Un récent audit a révélé de nouveaux déficits financiers laissés par le gouvernement précédent, qui s'élèvent à plus de dix millions d'euros, selon les rapports. Les conclusions portent sur le ministère de l'Environnement et de l'Aménagement du territoire, qui a subi une réorganisation majeure sous la nouvelle direction. 8%, une réduction de moitié du nombre de directions et une rationalisation significative de la structure de gestion. Le nombre de ministres a été réduit de trois à un, les secrétaires d'État sont passés de sept à trois et les directeurs de directions ont été réduits de six à trois. 21 millions d'euros uniquement en salaires pour le personnel de direction. 11%.
Cependant, le 15 juin, seuls 17% des fonds européens prévus avaient été utilisés au cours de l'exercice budgétaire en cours. 5 millions d'euros sur des postes individuels. 9 millions d'euros, principalement pour la restauration des infrastructures municipales après les catastrophes naturelles et le début de la fermeture de la mine de charbon de Velenje. 6 millions d'euros. La ministre de l'Environnement et de l'Aménagement du territoire, Polona Rifelj, ainsi que le directeur par intérim de la Direction de l'Eau, Roman Kramer, ont présenté le premier examen complet de l'état organisationnel, financier, du personnel et des projets du ministère à leur entrée en fonction. Ils ont également examiné la mise en œuvre des projets décrits dans le plan de relance et de résilience liés aux questions de l'eau.
Le ministère, qui combine des domaines tels que l'environnement, la nature, le climat, l'espace, la construction, le logement, l'eau et le rétablissement après les catastrophes naturelles, couvre des sujets interconnectés affectant directement la qualité de vie, le développement municipal, la croissance économique et la sécurité nationale.
D'autre part, la nouvelle direction a hérité de lacunes financières, de l'augmentation des coûts dans certaines catégories, d'un nombre de salariés nettement plus élevé, de goulots d'étranglement dans l'accès aux fonds européens et de plusieurs procédures juridiques complexes.

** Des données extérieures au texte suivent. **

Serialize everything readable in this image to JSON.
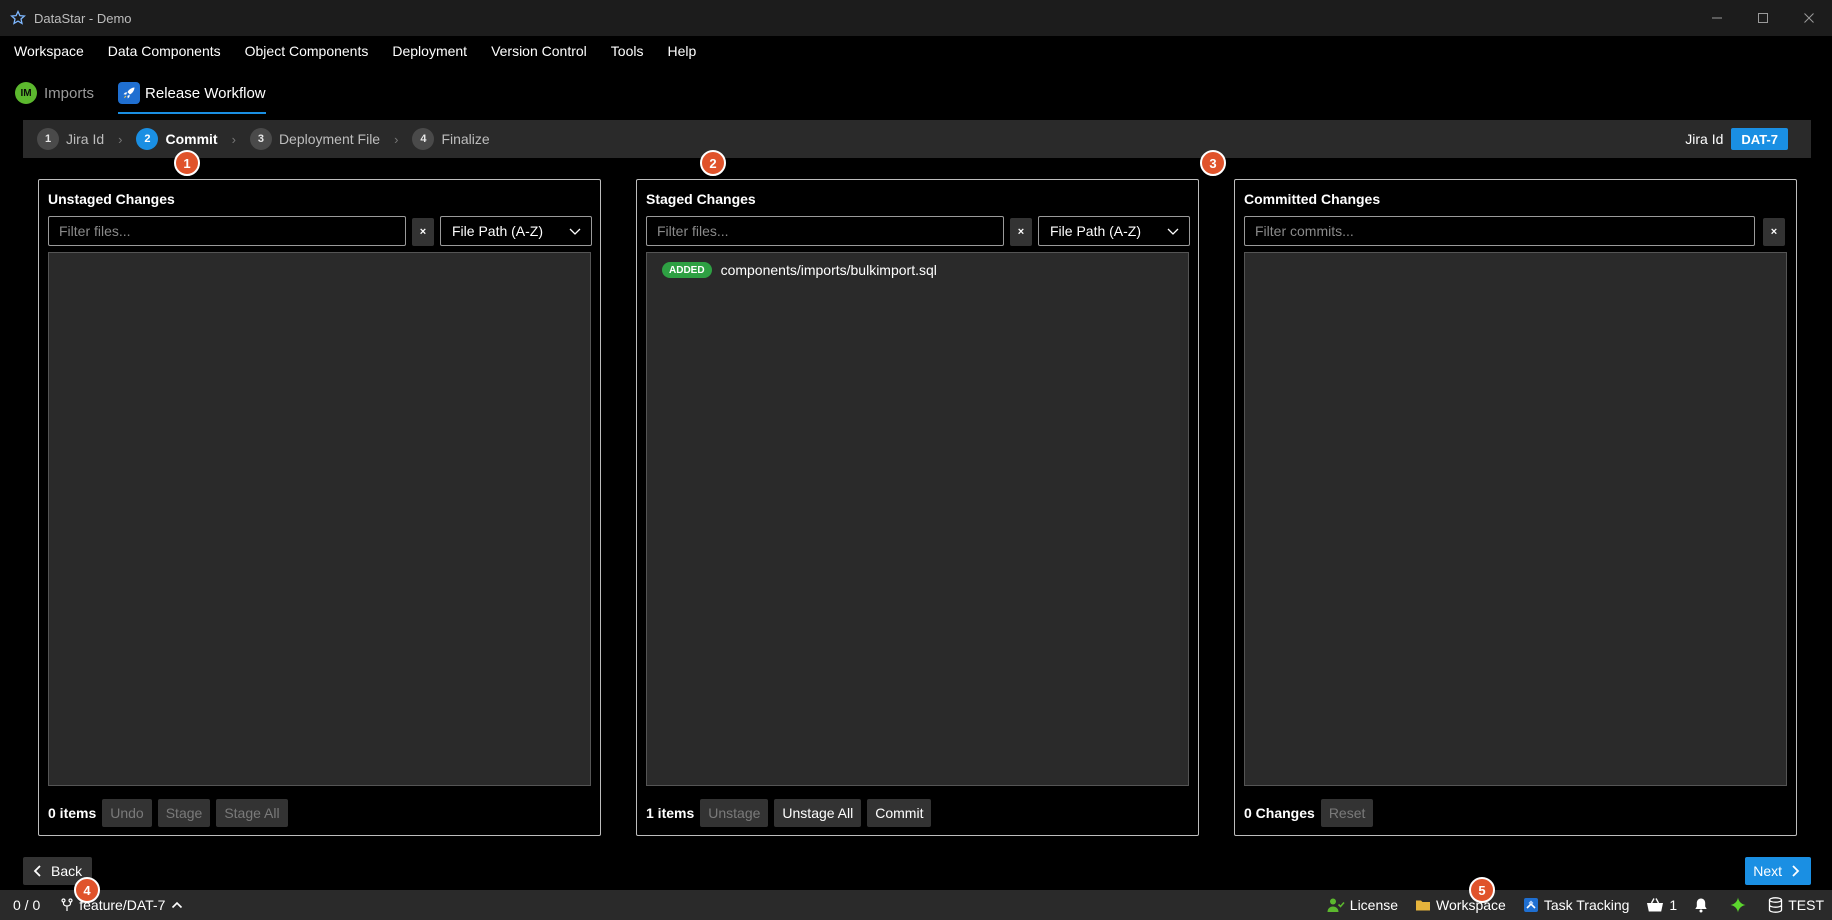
{
  "window": {
    "title": "DataStar - Demo",
    "controls": {
      "minimize": "—",
      "maximize": "☐",
      "close": "✕"
    }
  },
  "menu": [
    "Workspace",
    "Data Components",
    "Object Components",
    "Deployment",
    "Version Control",
    "Tools",
    "Help"
  ],
  "tabs": [
    {
      "badge": "IM",
      "label": "Imports",
      "active": false
    },
    {
      "label": "Release Workflow",
      "active": true,
      "icon": "rocket-icon"
    }
  ],
  "stepper": {
    "steps": [
      {
        "num": "1",
        "label": "Jira Id"
      },
      {
        "num": "2",
        "label": "Commit"
      },
      {
        "num": "3",
        "label": "Deployment File"
      },
      {
        "num": "4",
        "label": "Finalize"
      }
    ],
    "active_step": 2,
    "separator": "›",
    "jira_label": "Jira Id",
    "jira_value": "DAT-7"
  },
  "markers": [
    "1",
    "2",
    "3",
    "4",
    "5"
  ],
  "panels": {
    "unstaged": {
      "title": "Unstaged Changes",
      "filter_placeholder": "Filter files...",
      "clear": "×",
      "sort": "File Path (A-Z)",
      "count": "0 items",
      "buttons": [
        "Undo",
        "Stage",
        "Stage All"
      ]
    },
    "staged": {
      "title": "Staged Changes",
      "filter_placeholder": "Filter files...",
      "clear": "×",
      "sort": "File Path (A-Z)",
      "files": [
        {
          "status": "ADDED",
          "path": "components/imports/bulkimport.sql"
        }
      ],
      "count": "1 items",
      "buttons": [
        "Unstage",
        "Unstage All",
        "Commit"
      ]
    },
    "committed": {
      "title": "Committed Changes",
      "filter_placeholder": "Filter commits...",
      "clear": "×",
      "count": "0 Changes",
      "buttons": [
        "Reset"
      ]
    }
  },
  "nav": {
    "back": "Back",
    "next": "Next"
  },
  "statusbar": {
    "sync": "0 / 0",
    "branch": "feature/DAT-7",
    "license": "License",
    "workspace": "Workspace",
    "task_tracking": "Task Tracking",
    "basket_count": "1",
    "environment": "TEST"
  },
  "colors": {
    "accent": "#1a8fe3",
    "added": "#2ea043",
    "marker": "#e0532b",
    "im_badge": "#5cb82e"
  }
}
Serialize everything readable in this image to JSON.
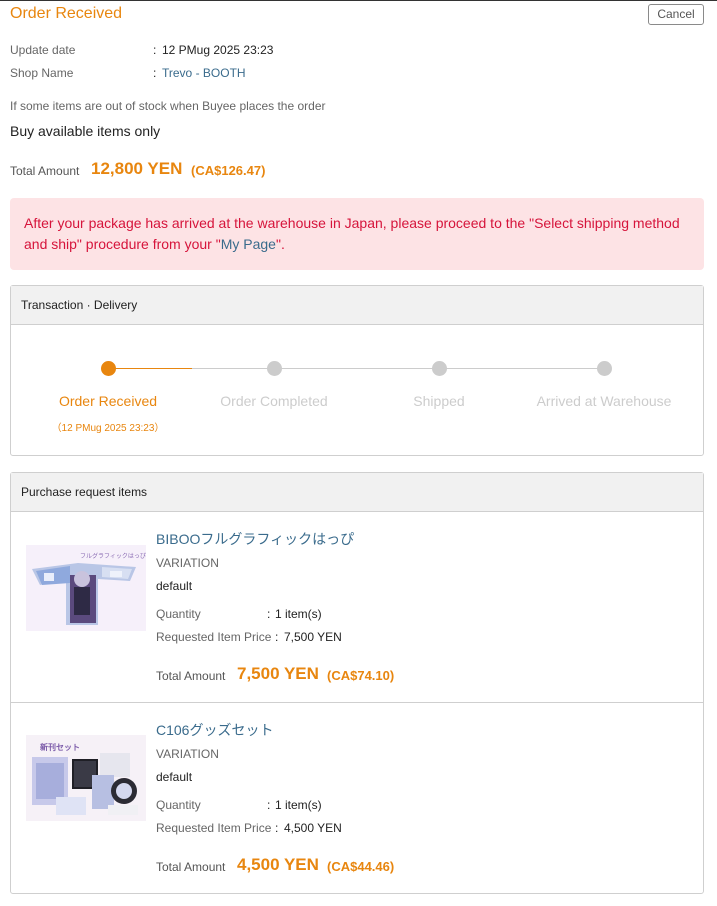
{
  "header": {
    "title": "Order Received",
    "cancel_label": "Cancel"
  },
  "info": {
    "update_label": "Update date",
    "update_value": "12 PMug 2025 23:23",
    "shop_label": "Shop Name",
    "shop_value": "Trevo - BOOTH",
    "colon": ":"
  },
  "stock_note": "If some items are out of stock when Buyee places the order",
  "stock_choice": "Buy available items only",
  "total": {
    "label": "Total Amount",
    "yen": "12,800 YEN",
    "cad": "(CA$126.47)"
  },
  "alert": {
    "text_before": "After your package has arrived at the warehouse in Japan, please proceed to the \"Select shipping method and ship\" procedure from your \"",
    "link": "My Page",
    "text_after": "\"."
  },
  "transaction": {
    "title": "Transaction · Delivery",
    "progress": {
      "completed_steps": 1,
      "total_steps": 4
    },
    "steps": [
      {
        "label": "Order Received",
        "date": "（12 PMug 2025 23:23）"
      },
      {
        "label": "Order Completed"
      },
      {
        "label": "Shipped"
      },
      {
        "label": "Arrived at Warehouse"
      }
    ]
  },
  "items_panel": {
    "title": "Purchase request items",
    "items": [
      {
        "name": "BIBOOフルグラフィックはっぴ",
        "thumb_caption": "フルグラフィックはっぴ",
        "variation_label": "VARIATION",
        "variation_value": "default",
        "quantity_label": "Quantity",
        "quantity_value": "1 item(s)",
        "price_label": "Requested Item Price",
        "price_value": "7,500 YEN",
        "total_label": "Total Amount",
        "total_yen": "7,500 YEN",
        "total_cad": "(CA$74.10)"
      },
      {
        "name": "C106グッズセット",
        "thumb_caption": "新刊セット",
        "variation_label": "VARIATION",
        "variation_value": "default",
        "quantity_label": "Quantity",
        "quantity_value": "1 item(s)",
        "price_label": "Requested Item Price",
        "price_value": "4,500 YEN",
        "total_label": "Total Amount",
        "total_yen": "4,500 YEN",
        "total_cad": "(CA$44.46)"
      }
    ]
  },
  "colors": {
    "accent": "#e8860f",
    "link": "#3a6b8c",
    "alert_bg": "#fde3e5",
    "alert_text": "#d6143b",
    "inactive": "#cccccc"
  },
  "icons": {
    "step_active": "filled-orange-circle",
    "step_inactive": "filled-grey-circle"
  }
}
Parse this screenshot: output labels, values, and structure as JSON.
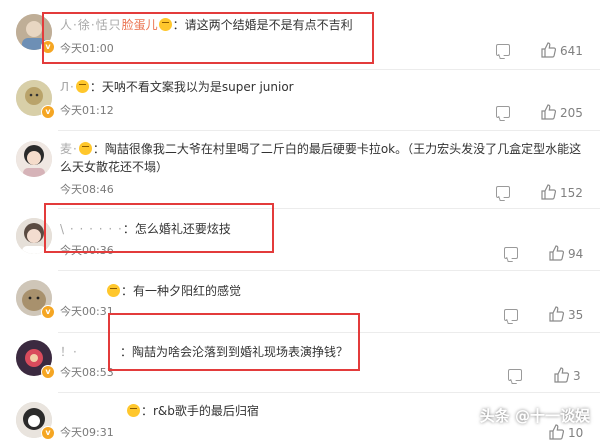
{
  "comments": [
    {
      "user": "人·徐·恬只",
      "user2": "脸蛋儿",
      "text": "：请这两个结婚是不是有点不吉利",
      "time": "今天01:00",
      "likes": "641"
    },
    {
      "user": "Л·",
      "text": "：天呐不看文案我以为是super junior",
      "time": "今天01:12",
      "likes": "205"
    },
    {
      "user": "麦·",
      "text": "：陶喆很像我二大爷在村里喝了二斤白的最后硬要卡拉ok。（王力宏头发没了几盒定型水能这么天女散花还不塌）",
      "time": "今天08:46",
      "likes": "152"
    },
    {
      "user": "\\ · · · · · ·",
      "text": "：怎么婚礼还要炫技",
      "time": "今天00:36",
      "likes": "94"
    },
    {
      "user": "",
      "text": "：有一种夕阳红的感觉",
      "time": "今天00:31",
      "likes": "35"
    },
    {
      "user": "！·",
      "text": "：陶喆为啥会沦落到到婚礼现场表演挣钱？",
      "time": "今天08:53",
      "likes": "3"
    },
    {
      "user": "",
      "text": "：r&b歌手的最后归宿",
      "time": "今天09:31",
      "likes": "10"
    }
  ],
  "watermark": "头条 @十一谈娱",
  "colors": {
    "username": "#eb7350",
    "highlight_box": "#e33b3b",
    "verified_badge": "#f5a623"
  }
}
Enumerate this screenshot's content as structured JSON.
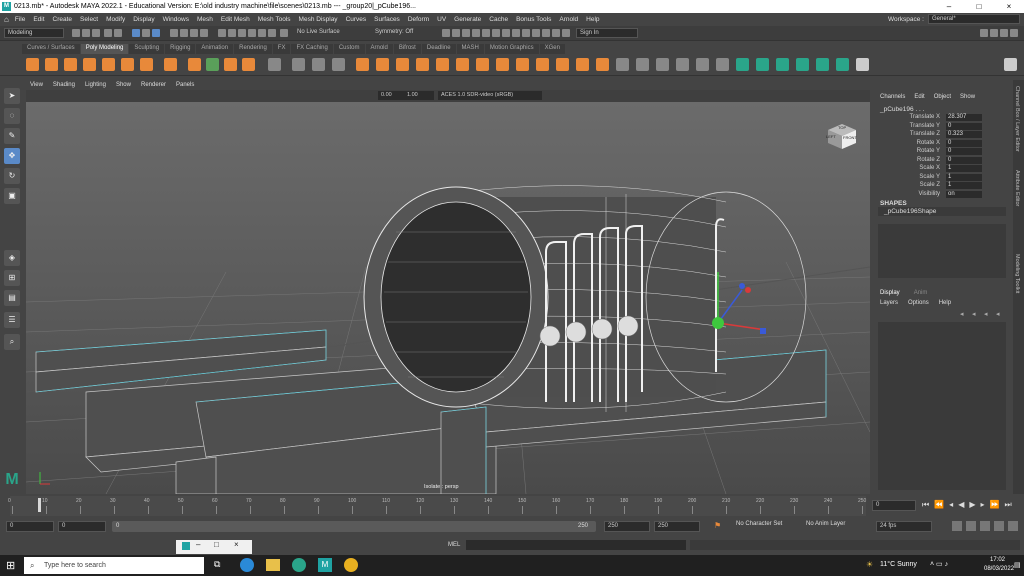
{
  "titlebar": {
    "text": "0213.mb* - Autodesk MAYA 2022.1 - Educational Version: E:\\old industry machine\\file\\scenes\\0213.mb  ---  _group20|_pCube196...",
    "logo": "M"
  },
  "menubar": {
    "items": [
      "File",
      "Edit",
      "Create",
      "Select",
      "Modify",
      "Display",
      "Windows",
      "Mesh",
      "Edit Mesh",
      "Mesh Tools",
      "Mesh Display",
      "Curves",
      "Surfaces",
      "Deform",
      "UV",
      "Generate",
      "Cache",
      "Bonus Tools",
      "Arnold",
      "Help"
    ],
    "workspace_label": "Workspace :",
    "workspace_value": "General*"
  },
  "statusline": {
    "mode": "Modeling",
    "live_surface": "No Live Surface",
    "symmetry": "Symmetry: Off",
    "sign_in": "Sign In"
  },
  "shelf_tabs": [
    "Curves / Surfaces",
    "Poly Modeling",
    "Sculpting",
    "Rigging",
    "Animation",
    "Rendering",
    "FX",
    "FX Caching",
    "Custom",
    "Arnold",
    "Bifrost",
    "Deadline",
    "MASH",
    "Motion Graphics",
    "XGen"
  ],
  "shelf_active": "Poly Modeling",
  "viewport": {
    "menu": [
      "View",
      "Shading",
      "Lighting",
      "Show",
      "Renderer",
      "Panels"
    ],
    "near_value": "0.00",
    "far_value": "1.00",
    "color_space": "ACES 1.0 SDR-video (sRGB)",
    "label": "Isolate : persp",
    "cube_top": "TOP",
    "cube_front": "FRONT",
    "cube_left": "LEFT"
  },
  "channelbox": {
    "tabs": [
      "Channels",
      "Edit",
      "Object",
      "Show"
    ],
    "object_name": "_pCube196 . . .",
    "attributes": [
      {
        "name": "Translate X",
        "value": "28.307"
      },
      {
        "name": "Translate Y",
        "value": "0"
      },
      {
        "name": "Translate Z",
        "value": "0.323"
      },
      {
        "name": "Rotate X",
        "value": "0"
      },
      {
        "name": "Rotate Y",
        "value": "0"
      },
      {
        "name": "Rotate Z",
        "value": "0"
      },
      {
        "name": "Scale X",
        "value": "1"
      },
      {
        "name": "Scale Y",
        "value": "1"
      },
      {
        "name": "Scale Z",
        "value": "1"
      },
      {
        "name": "Visibility",
        "value": "on"
      }
    ],
    "shapes_header": "SHAPES",
    "shape_name": "_pCube196Shape",
    "layer_tabs": [
      "Display",
      "Anim"
    ],
    "layer_menu": [
      "Layers",
      "Options",
      "Help"
    ]
  },
  "side_tabs": [
    "Channel Box / Layer Editor",
    "Attribute Editor",
    "Modeling Toolkit"
  ],
  "timeline": {
    "ticks": [
      "0",
      "10",
      "20",
      "30",
      "40",
      "50",
      "60",
      "70",
      "80",
      "90",
      "100",
      "110",
      "120",
      "130",
      "140",
      "150",
      "160",
      "170",
      "180",
      "190",
      "200",
      "210",
      "220",
      "230",
      "240",
      "250"
    ],
    "current_frame": "0"
  },
  "rangebar": {
    "start": "0",
    "inner_start": "0",
    "inner_end": "250",
    "outer_end": "250",
    "end": "250",
    "character_set": "No Character Set",
    "anim_layer": "No Anim Layer",
    "fps": "24 fps"
  },
  "cmdline": {
    "label": "MEL"
  },
  "taskbar": {
    "search_placeholder": "Type here to search",
    "weather": "11°C  Sunny",
    "time": "17:02",
    "date": "08/03/2022"
  }
}
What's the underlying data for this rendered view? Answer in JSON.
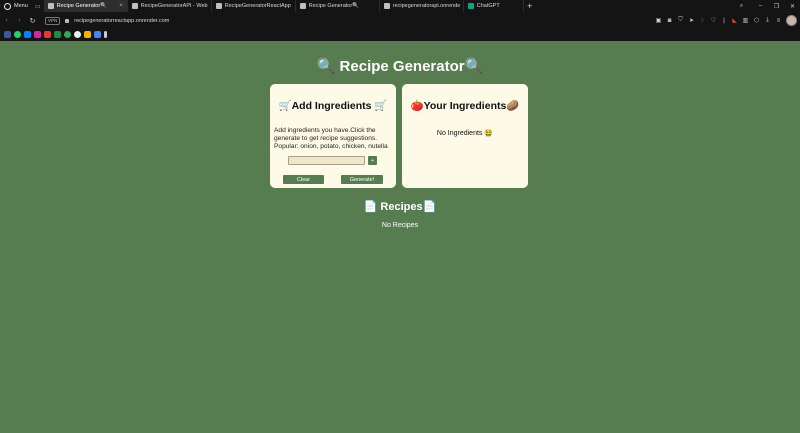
{
  "browser": {
    "menu_label": "Menu",
    "tabs": [
      {
        "title": "Recipe Generator🔍",
        "icon": "cart-icon",
        "active": true
      },
      {
        "title": "RecipeGeneratorAPI - Web",
        "icon": "render-icon",
        "active": false
      },
      {
        "title": "RecipeGeneratorReactApp",
        "icon": "render-icon",
        "active": false
      },
      {
        "title": "Recipe Generator🔍",
        "icon": "cart-icon",
        "active": false
      },
      {
        "title": "recipegeneratorapi.onrende",
        "icon": "globe-icon",
        "active": false
      },
      {
        "title": "ChatGPT",
        "icon": "chatgpt-icon",
        "active": false
      }
    ],
    "new_tab": "+",
    "vpn_label": "VPN",
    "url": "recipegeneratorreactapp.onrender.com"
  },
  "page": {
    "title": "🔍 Recipe Generator🔍",
    "add_card": {
      "title": "🛒Add Ingredients 🛒",
      "description": "Add ingredients you have.Click the generate to get recipe suggestions. Popular: onion, potato, chicken, nutella",
      "input_value": "",
      "input_placeholder": "",
      "add_button": "+",
      "clear_button": "Clear",
      "generate_button": "Generate!"
    },
    "ingredients_card": {
      "title": "🍅Your Ingredients🥔",
      "empty_text": "No Ingredients 🤮"
    },
    "recipes": {
      "title": "📄 Recipes📄",
      "empty_text": "No Recipes"
    }
  },
  "colors": {
    "page_background": "#577c50",
    "card_background": "#fdfbe7",
    "button": "#577c50",
    "chrome": "#141414"
  }
}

La réorganisation a permis la consolidation ou l'harmonisation des services communs et la réduction du nombre d'unités organisationnelles internes chargées de tâches similaires. La rationalisation réalisée n'est pas le résultat d'une réduction de la portée des responsabilités, mais principalement de l'élimination des redondances dans la structure organisationnelle et de l'amélioration de l'efficacité des processus de soutien.
La réorganisation du ministère a réuni des tâches auparavant réparties entre trois ministères et un service gouvernemental dans un système unifié de gouvernance et de prise de décision. Réduction de 8% du nombre d'unités organisationnelles et réduction de 50% du nombre de directions, elle a également considérablement rationalisé la structure de gestion. Le nombre de ministres a été réduit de trois à un, les secrétaires d'État de sept à trois et les directeurs de directions de six à trois. 21 millions d'euros juste en salaires pour le personnel de direction.
Il est essentiel de comprendre que cela ne représente pas une réduction de la portée des tâches, mais plutôt l'élimination des licenciements causés par des cabinets, des secrétariats et des services de soutien distincts.
Les premiers effets de la réorganisation comprennent une responsabilité politique et administrative plus claire, désormais un ministère au lieu de plusieurs structures parallèles, des parcours décisionnels plus courts et une coordination interrégionale moins intermédiaire, la fusion des connaissances professionnelles, l'harmonisation des processus financiers, du personnel, juridiques, d'information et d'autres processus de soutien, une meilleure surveillance des projets, des contrats, des systèmes d'information, des locaux commerciaux, des ressources de base et des flottes de véhicules, jetant les bases d'une planification à long terme.